Monday, January 16, 2012
Como estas, NIP?
One of my goals this year is to make these letters more accessible by coming straight to the point. I promise to do my best by keeping them under 1,000 words, which will hopefully translate into at least two letters a month. Even though school is back in session I’ve managed to keep up the momentum in my reading, especially in the area of spiritual/wisdom writings. One passage in particular from Merton has been haunting my memory for weeks now, which deals directly with today’s letter:
If a writer is so cautious that he never writes anything that cannot be criticized, he will never write anything that can be read. If you want to help other people you have got to make up your mind to write things that some men will condemn.
In homage to the chapter of New Seeds of Contemplation from which this brief passage hails, I have decided to break from the standard letter format and instead compose a list, a statement of beliefs, along with a terse explanation of said beliefs. You may or may not agree with them, NIP, but I feel it will help explain me as a person in the fewest words possible.
I believe in myself and my dreams—while this isn’t necessarily the most important belief, it’s the first one. We must learn to believe in ourselves if we ever want to accomplish any dream and/or goal. By believing in yourself with earnestness, NIP, you can foster incredible change in your life. And once you begin to realize these changes, you’ll find it much easier to believe in other aspects of your life/dreams.
I believe in holistic health—to be healthy means not only physically fit, but mentally and spiritually fit as well.
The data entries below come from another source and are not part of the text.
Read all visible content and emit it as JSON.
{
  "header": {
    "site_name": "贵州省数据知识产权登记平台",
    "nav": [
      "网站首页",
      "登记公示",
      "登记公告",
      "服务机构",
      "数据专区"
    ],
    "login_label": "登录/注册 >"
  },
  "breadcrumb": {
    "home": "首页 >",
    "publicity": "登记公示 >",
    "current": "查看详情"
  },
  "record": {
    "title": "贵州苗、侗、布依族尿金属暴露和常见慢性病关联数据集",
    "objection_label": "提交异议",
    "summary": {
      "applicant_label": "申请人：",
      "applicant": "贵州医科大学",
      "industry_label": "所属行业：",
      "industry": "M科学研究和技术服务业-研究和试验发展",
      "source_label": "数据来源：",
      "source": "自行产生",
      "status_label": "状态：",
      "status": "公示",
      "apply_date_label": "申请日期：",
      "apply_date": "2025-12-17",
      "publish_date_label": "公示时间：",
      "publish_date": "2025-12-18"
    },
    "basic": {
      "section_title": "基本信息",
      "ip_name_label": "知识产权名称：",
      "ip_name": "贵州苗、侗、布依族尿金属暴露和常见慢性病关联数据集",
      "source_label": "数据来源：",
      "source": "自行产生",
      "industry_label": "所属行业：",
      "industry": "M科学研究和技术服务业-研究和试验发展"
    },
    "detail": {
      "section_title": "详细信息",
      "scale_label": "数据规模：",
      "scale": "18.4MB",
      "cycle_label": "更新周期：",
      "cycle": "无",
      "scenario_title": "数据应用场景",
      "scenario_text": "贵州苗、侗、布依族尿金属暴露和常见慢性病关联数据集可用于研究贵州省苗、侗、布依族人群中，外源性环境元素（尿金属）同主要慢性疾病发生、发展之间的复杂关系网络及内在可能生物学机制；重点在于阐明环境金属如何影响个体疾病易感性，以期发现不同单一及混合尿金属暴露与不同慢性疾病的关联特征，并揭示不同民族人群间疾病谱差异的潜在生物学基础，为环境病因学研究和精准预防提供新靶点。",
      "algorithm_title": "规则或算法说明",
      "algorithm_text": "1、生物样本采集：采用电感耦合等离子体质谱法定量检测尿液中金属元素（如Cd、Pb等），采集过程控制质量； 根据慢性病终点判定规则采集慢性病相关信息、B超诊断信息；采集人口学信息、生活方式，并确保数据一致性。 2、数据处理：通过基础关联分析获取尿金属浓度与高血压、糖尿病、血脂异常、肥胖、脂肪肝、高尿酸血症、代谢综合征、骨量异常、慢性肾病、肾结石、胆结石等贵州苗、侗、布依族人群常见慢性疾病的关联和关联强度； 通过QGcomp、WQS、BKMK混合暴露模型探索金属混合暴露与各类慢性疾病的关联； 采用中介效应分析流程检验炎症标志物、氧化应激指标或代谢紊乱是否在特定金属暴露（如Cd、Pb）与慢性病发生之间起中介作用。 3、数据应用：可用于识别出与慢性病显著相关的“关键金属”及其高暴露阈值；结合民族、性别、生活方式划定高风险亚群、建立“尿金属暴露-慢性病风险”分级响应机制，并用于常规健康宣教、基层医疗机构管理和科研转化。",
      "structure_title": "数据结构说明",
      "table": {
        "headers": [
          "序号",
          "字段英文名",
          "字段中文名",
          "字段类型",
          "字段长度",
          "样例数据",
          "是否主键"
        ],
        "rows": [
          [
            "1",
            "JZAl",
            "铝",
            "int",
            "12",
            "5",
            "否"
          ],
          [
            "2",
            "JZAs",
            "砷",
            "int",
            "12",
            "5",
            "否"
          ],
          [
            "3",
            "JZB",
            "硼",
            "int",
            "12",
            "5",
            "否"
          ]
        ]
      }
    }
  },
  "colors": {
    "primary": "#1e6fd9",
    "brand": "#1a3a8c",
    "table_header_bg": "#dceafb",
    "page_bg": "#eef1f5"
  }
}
For the physical, eat healthfully and get regular exercise (yoga, anyone?); for the mental, engage in an activity that focuses the mind (meditation works wonders and is simpler than most make it out to be); for the spirit, pursue what you’re most passionate about, whether it be creating works of art, making music, rigorous philosophical questioning, or contemplation of religious mysteries. To some degree, once the mind and body become healthy, the spirit expands naturally. This life is the only one you get, NIP; why not do your best to care for it?
I believe in helping others—once we take care of ourselves and our individual lives become ordered and streamlined, the real work begins. The most important thing we can do in this life is help other people. We all struggle from time to time, and I’m sure you can recall a time when that helping hand was not only invaluable but made all the difference in the world. I try my best to always help others in any way I can, whether it’s as a teacher at school, as a neighbor around our home, or as a faceless writer putting words to a screen in the hopes that it helps you, NIP. Helping is the highest calling.
I believe in establishing meaningful human relationships—human beings are social creatures by nature and the best connections we make in this life are genuine, heartfelt relationships we create between one another. Some of them will last forever, others will be ephemeral. Regardless of duration, we must do our best to be authentic in the relationships while they are vital. Life is too short to be disingenuous or, worse yet, duplicitous. We must enter into relationships with other people with love, compassion, gratitude, generosity and patience if we are ever to foster a meaningful relationship between ourselves and others.
I believe God is Life/Life is God—I try not to get wrapped up in labels. I feel that they’re limiting and only muddle intuitive wisdom. I’ve studied enough religion and science to know that to exclude one worldview in preference for the other is foolish. Both are legitimate though limited attempts to make this miraculous gift of life comprehensible to the human mind—which is a massive mistake. To attempt to crystallize the experience of living by putting it into an intelligible string of words cannot come close to experience itself. Moreover, once we’re dealing with words rather than raw experience, we are stuck in the realm of semantics, which is where I’d leave both labels (Life/God) behind. Who knows? Perhaps I am becoming a mystic, seeking a direct encounter with the sacred in each and every moment. I’m certainly not religious in the conventional sense, but I secretly feel that I’m more religious than most conventionally religious people. The false dichotomy fostered by the Western religious paradigm is only a barrier to our spiritual growth. There is so much that we simply don’t know and to stick to conventional explanations—whether religious or scientific—is not only intellectual hubris, but it puts limits on our experiences while living this incredible life as a human being.
Belief is crucial to being human. To not believe in anything is a serious mistake and will only undercut our potential and progress. William James, the American philosopher of whom I spoke a few letters ago, was also America’s first great psychologist. He insisted that the “will to believe” is perhaps the most crucial part of our psychological make-up. In order to be mentally healthy, we must subscribe to beliefs that motivate us to become better people. Your beliefs may not be the same as mine, NIP, but so long as they foster positivity and an authentic life they are worthwhile. As someone who constantly doubted himself for the first 30 years of life, I can attest that the power of belief has the ability to fundamentally alter us for the better. It won’t happen overnight, but with patience and persistence you will start to feel more confident in your thoughts, words and actions. And once you have changed your life for the better, how will you use it to help others do the same?